13. The role of the NRC commissioners and their decision-making process during the accident were ill-defined. Although the commissioners on Friday assumed responsibility for making recommendations to the Governor concerning protective action, there was no apparent procedure by which issues and staff recommendations were explored and resolved. The commissioners were preoccupied with matters such as the details of evacuation planning and the drafting of a press release.

14. Existing emergency plans were not designed to meet the demands of a protracted crisis. The plans had no mechanisms for establishing reliable communications among the on-site and the several off-site organizations responsible for various aspects of the emergency response.
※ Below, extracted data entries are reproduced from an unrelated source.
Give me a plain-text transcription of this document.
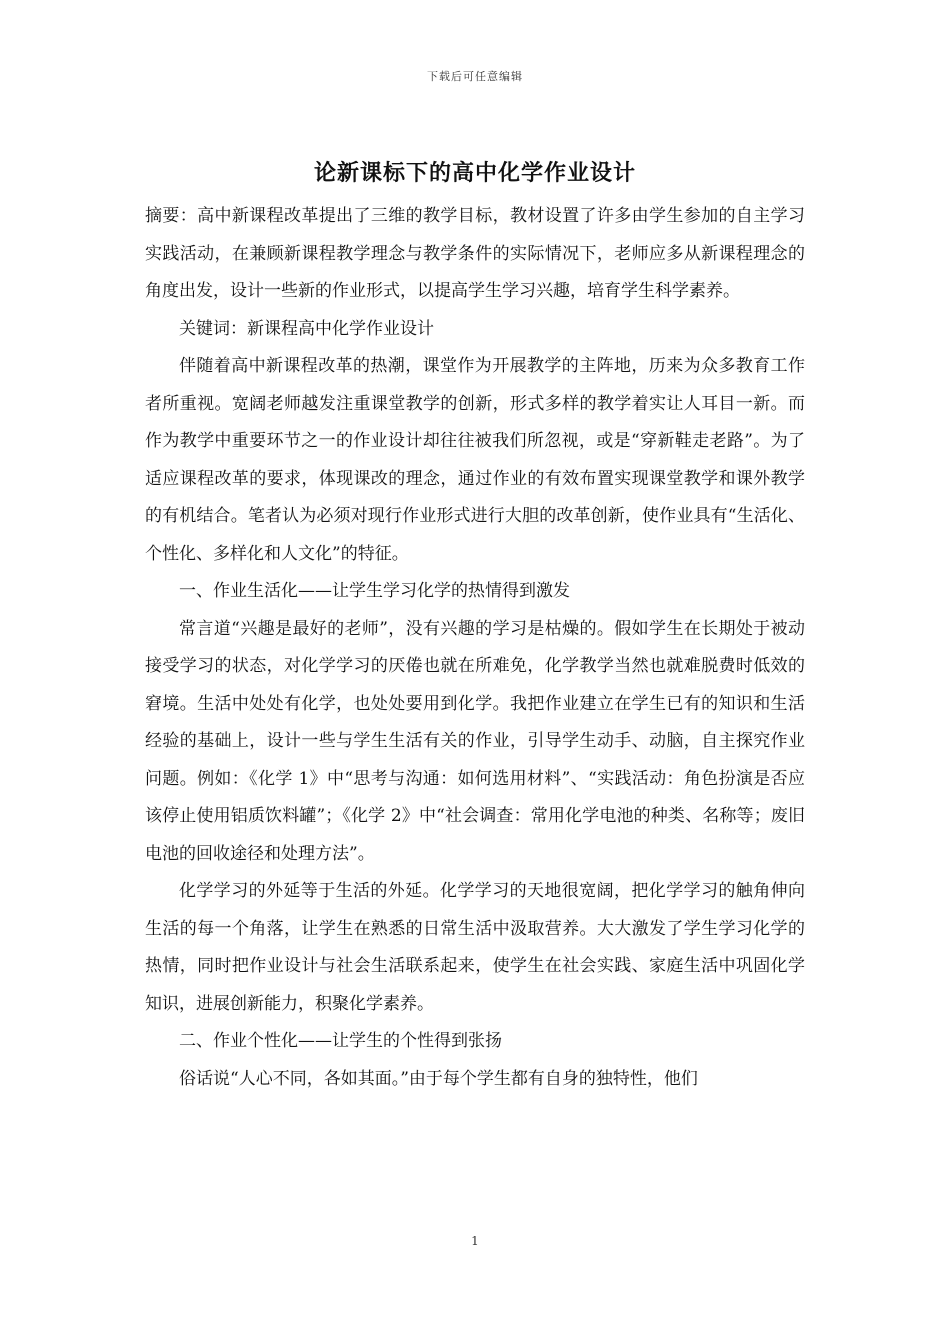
下载后可任意编辑
论新课标下的高中化学作业设计

摘要：高中新课程改革提出了三维的教学目标，教材设置了许多由学生参加的自主学习实践活动，在兼顾新课程教学理念与教学条件的实际情况下，老师应多从新课程理念的角度出发，设计一些新的作业形式，以提高学生学习兴趣，培育学生科学素养。

关键词：新课程高中化学作业设计

伴随着高中新课程改革的热潮，课堂作为开展教学的主阵地，历来为众多教育工作者所重视。宽阔老师越发注重课堂教学的创新，形式多样的教学着实让人耳目一新。而作为教学中重要环节之一的作业设计却往往被我们所忽视，或是“穿新鞋走老路”。为了适应课程改革的要求，体现课改的理念，通过作业的有效布置实现课堂教学和课外教学的有机结合。笔者认为必须对现行作业形式进行大胆的改革创新，使作业具有“生活化、个性化、多样化和人文化”的特征。

一、作业生活化——让学生学习化学的热情得到激发

常言道“兴趣是最好的老师”，没有兴趣的学习是枯燥的。假如学生在长期处于被动接受学习的状态，对化学学习的厌倦也就在所难免，化学教学当然也就难脱费时低效的窘境。生活中处处有化学，也处处要用到化学。我把作业建立在学生已有的知识和生活经验的基础上，设计一些与学生生活有关的作业，引导学生动手、动脑，自主探究作业问题。例如：《化学 1》中“思考与沟通：如何选用材料”、“实践活动：角色扮演是否应该停止使用铝质饮料罐”；《化学 2》中“社会调查：常用化学电池的种类、名称等；废旧电池的回收途径和处理方法”。

化学学习的外延等于生活的外延。化学学习的天地很宽阔，把化学学习的触角伸向生活的每一个角落，让学生在熟悉的日常生活中汲取营养。大大激发了学生学习化学的热情，同时把作业设计与社会生活联系起来，使学生在社会实践、家庭生活中巩固化学知识，进展创新能力，积聚化学素养。

二、作业个性化——让学生的个性得到张扬

俗话说“人心不同，各如其面。”由于每个学生都有自身的独特性，他们

1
15. There were no hospitals within 5 miles of TMI, but there were several hospitals within the expanded, proposed evacuation zones. The NRC estimated that it would be able to give officials a few hours "lead time" for evacuation. But hospital administrators   estimated they would need substantially more time to evacuate    patients.
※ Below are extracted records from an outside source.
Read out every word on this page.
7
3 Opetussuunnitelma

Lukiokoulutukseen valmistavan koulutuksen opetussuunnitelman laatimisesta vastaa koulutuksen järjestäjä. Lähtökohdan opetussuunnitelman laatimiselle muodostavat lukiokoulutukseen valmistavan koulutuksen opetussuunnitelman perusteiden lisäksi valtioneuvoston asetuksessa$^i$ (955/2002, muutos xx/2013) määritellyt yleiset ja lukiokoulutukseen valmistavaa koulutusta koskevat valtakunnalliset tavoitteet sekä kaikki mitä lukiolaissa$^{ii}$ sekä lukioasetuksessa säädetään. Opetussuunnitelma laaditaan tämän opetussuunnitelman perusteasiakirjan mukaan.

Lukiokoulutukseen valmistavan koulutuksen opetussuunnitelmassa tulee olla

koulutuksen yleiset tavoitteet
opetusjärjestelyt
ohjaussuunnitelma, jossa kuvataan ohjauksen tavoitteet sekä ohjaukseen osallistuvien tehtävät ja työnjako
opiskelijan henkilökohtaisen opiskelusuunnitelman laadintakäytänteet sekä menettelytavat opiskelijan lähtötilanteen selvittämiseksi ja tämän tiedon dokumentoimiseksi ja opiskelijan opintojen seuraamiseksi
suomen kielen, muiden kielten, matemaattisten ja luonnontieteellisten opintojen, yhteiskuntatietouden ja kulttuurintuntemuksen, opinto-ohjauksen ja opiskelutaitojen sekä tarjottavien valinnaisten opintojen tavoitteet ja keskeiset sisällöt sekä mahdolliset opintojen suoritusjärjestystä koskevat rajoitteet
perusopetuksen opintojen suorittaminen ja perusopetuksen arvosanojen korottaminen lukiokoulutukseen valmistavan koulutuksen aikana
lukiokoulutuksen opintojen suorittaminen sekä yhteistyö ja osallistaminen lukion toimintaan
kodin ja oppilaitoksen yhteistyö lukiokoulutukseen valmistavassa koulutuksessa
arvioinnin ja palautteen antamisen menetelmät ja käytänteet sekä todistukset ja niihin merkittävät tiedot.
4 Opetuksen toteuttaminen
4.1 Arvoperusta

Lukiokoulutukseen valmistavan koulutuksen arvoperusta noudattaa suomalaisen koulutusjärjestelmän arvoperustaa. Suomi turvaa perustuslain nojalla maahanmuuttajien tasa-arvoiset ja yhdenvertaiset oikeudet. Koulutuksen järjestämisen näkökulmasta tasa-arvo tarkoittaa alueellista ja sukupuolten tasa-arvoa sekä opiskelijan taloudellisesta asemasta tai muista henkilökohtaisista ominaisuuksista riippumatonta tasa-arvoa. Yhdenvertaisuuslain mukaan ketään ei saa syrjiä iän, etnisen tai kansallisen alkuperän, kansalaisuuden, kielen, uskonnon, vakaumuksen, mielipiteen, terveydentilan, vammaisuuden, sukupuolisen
16. During the TMI accident, the actual radiation levels outside the plant were low, but there was uncertainty about the possibility of serious releases on short notice. Federal and state officials disagreed about the nature of the information on which to base evacuation decisions and other protective actions during the emergency. Some officials based their decisions on actual radiation exposure levels, while others based their decisions on concerns about potential releases of large amounts of radioactivity. For example, the Pennsylvania Bureau of Radiation Protection told the Governor on Friday that radiation levels indicated that no protective action of any kind was required; on that same morning, NRC Chairman Hendrie recommended that pregnant women and young children be advised to leave the area near the plant because of his concern about possible releases of radioactivity.
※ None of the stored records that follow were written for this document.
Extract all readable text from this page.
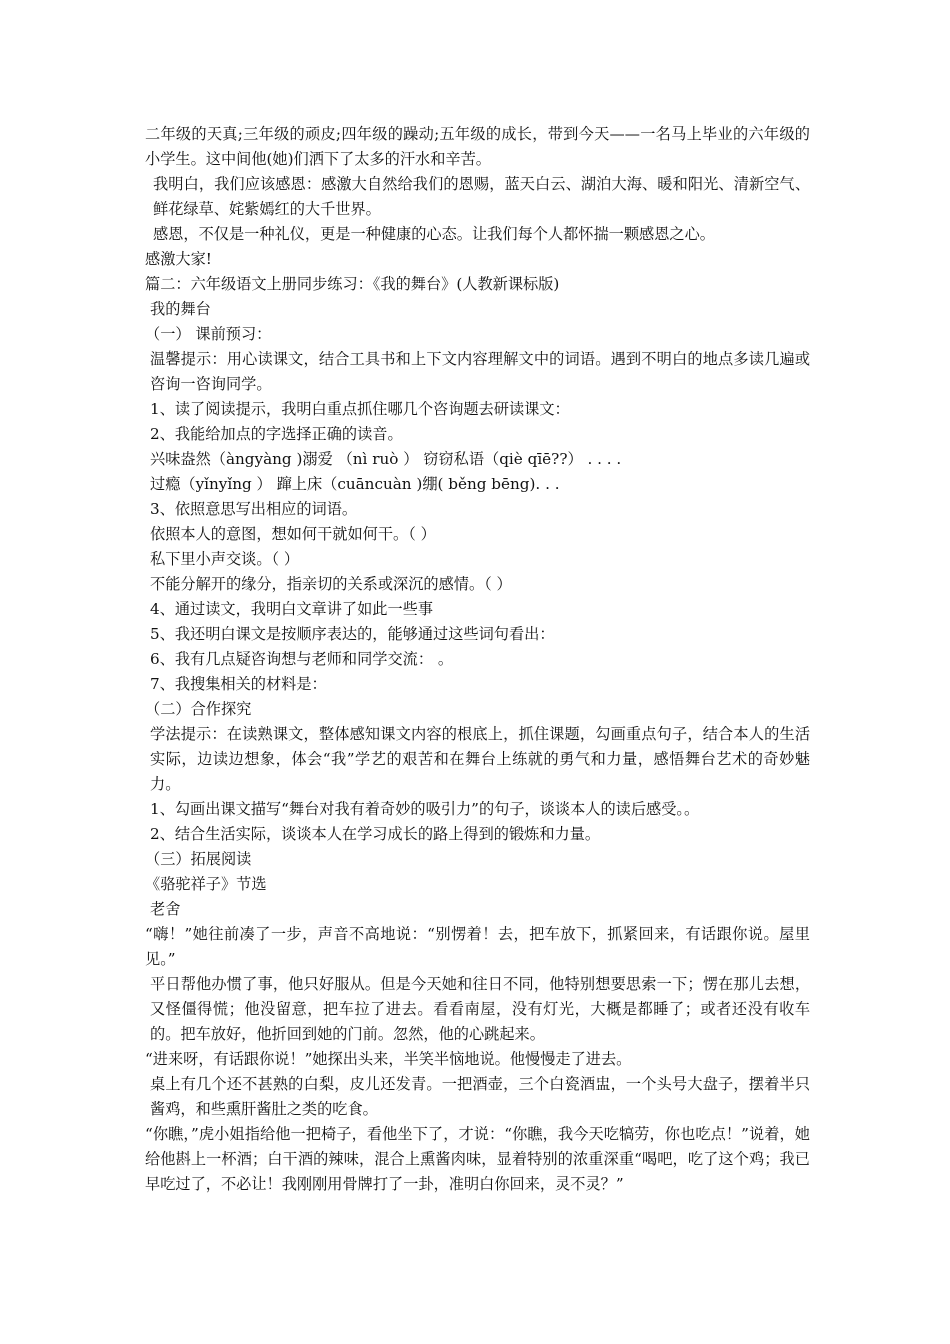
二年级的天真;三年级的顽皮;四年级的躁动;五年级的成长，带到今天——一名马上毕业的六年级的小学生。这中间他(她)们洒下了太多的汗水和辛苦。

我明白，我们应该感恩：感激大自然给我们的恩赐，蓝天白云、湖泊大海、暖和阳光、清新空气、鲜花绿草、姹紫嫣红的大千世界。

感恩，不仅是一种礼仪，更是一种健康的心态。让我们每个人都怀揣一颗感恩之心。

感激大家!

篇二：六年级语文上册同步练习：《我的舞台》(人教新课标版)

我的舞台

（一） 课前预习：

温馨提示：用心读课文，结合工具书和上下文内容理解文中的词语。遇到不明白的地点多读几遍或咨询一咨询同学。

1、读了阅读提示，我明白重点抓住哪几个咨询题去研读课文：

2、我能给加点的字选择正确的读音。

兴味盎然（àngyàng )溺爱 （nì ruò ） 窃窃私语（qiè qīē??） . . . .

过瘾（yǐnyǐng ） 蹿上床（cuāncuàn )绷( běng bēng). . .

3、依照意思写出相应的词语。

依照本人的意图，想如何干就如何干。（ ）

私下里小声交谈。（ ）

不能分解开的缘分，指亲切的关系或深沉的感情。（ ）

4、通过读文，我明白文章讲了如此一些事

5、我还明白课文是按顺序表达的，能够通过这些词句看出：

6、我有几点疑咨询想与老师和同学交流： 。

7、我搜集相关的材料是：

（二）合作探究

学法提示：在读熟课文，整体感知课文内容的根底上，抓住课题，勾画重点句子，结合本人的生活实际，边读边想象，体会“我”学艺的艰苦和在舞台上练就的勇气和力量，感悟舞台艺术的奇妙魅力。

1、勾画出课文描写“舞台对我有着奇妙的吸引力”的句子，谈谈本人的读后感受。。

2、结合生活实际，谈谈本人在学习成长的路上得到的锻炼和力量。

（三）拓展阅读

《骆驼祥子》节选

老舍

“嗨！”她往前凑了一步，声音不高地说：“别愣着！去，把车放下，抓紧回来，有话跟你说。屋里见。”

平日帮他办惯了事，他只好服从。但是今天她和往日不同，他特别想要思索一下；愣在那儿去想，又怪僵得慌；他没留意，把车拉了进去。看看南屋，没有灯光，大概是都睡了；或者还没有收车的。把车放好，他折回到她的门前。忽然，他的心跳起来。

“进来呀，有话跟你说！”她探出头来，半笑半恼地说。他慢慢走了进去。

桌上有几个还不甚熟的白梨，皮儿还发青。一把酒壶，三个白瓷酒盅，一个头号大盘子，摆着半只酱鸡，和些熏肝酱肚之类的吃食。

“你瞧，”虎小姐指给他一把椅子，看他坐下了，才说：“你瞧，我今天吃犒劳，你也吃点！”说着，她给他斟上一杯酒；白干酒的辣味，混合上熏酱肉味，显着特别的浓重深重“喝吧，吃了这个鸡；我已早吃过了，不必让！我刚刚用骨牌打了一卦，准明白你回来，灵不灵？”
17. At approximately 12:30 p.m., March 30, Governor Thornburgh advised pregnant women and preschool aged children to leave the area within a 5-mile radius of TMI until further notice. A substantial number of other persons, including health professionals, voluntarily left the area around the plant during the weekend of March 30 through April 1. The advisory to pregnant women and preschool children was lifted on April 9.

18. Throughout the accident, the Pennsylvania Emergency Management Agency (PEMA) received reports concerning conditions at the site from the Bureau of Radiation Protection. During the first 2 days of the accident, however, the director of PEMA also received background information on the status of the plant from the Governor's office by attending meetings and press conferences and relayed that information to county organizations, which, in turn, informed the local civil defense directors. Starting Saturday, the PEMA director was no longer included in these meetings with the result that PEMA and county and local civil defense organizations had to rely primarily on the news media for information about conditions at the site. They found this an unsatisfactory source of information and believed that this arrangement compromised their effectiveness in responding to the accident.

19. The TMI emergency plan did not require the utility to notify state or local health authorities in the event of a radiological accident. (See also finding C.7.)

20. For over 25 years, the use of blocking agents such as potassium iodide to prevent the accumulation of radioiodine in the thyroid gland has been known. The effectiveness of potassium iodide administration for thyroid gland protection in the event of releases of radioiodine was recognized by the National Council on Radiation Protection and Measurement in 1977. The Food and Drug Administration authorized use of potassium iodide as a thyroid-blocking agent for the general public in December 1978. However, at the time of the TMI accident, potassium iodide for this use was not commercially available in the United States in quantities sufficient for the population within a 20-mile radius of TMI. At the time of the accident. Met Ed had no supply of potassium iodide on-site. A crash effort by the federal government and private industry resulted in delivery of substantial supplies of potassium iodide to Pennsylvania within 2 days of the decision to obtain such supplies.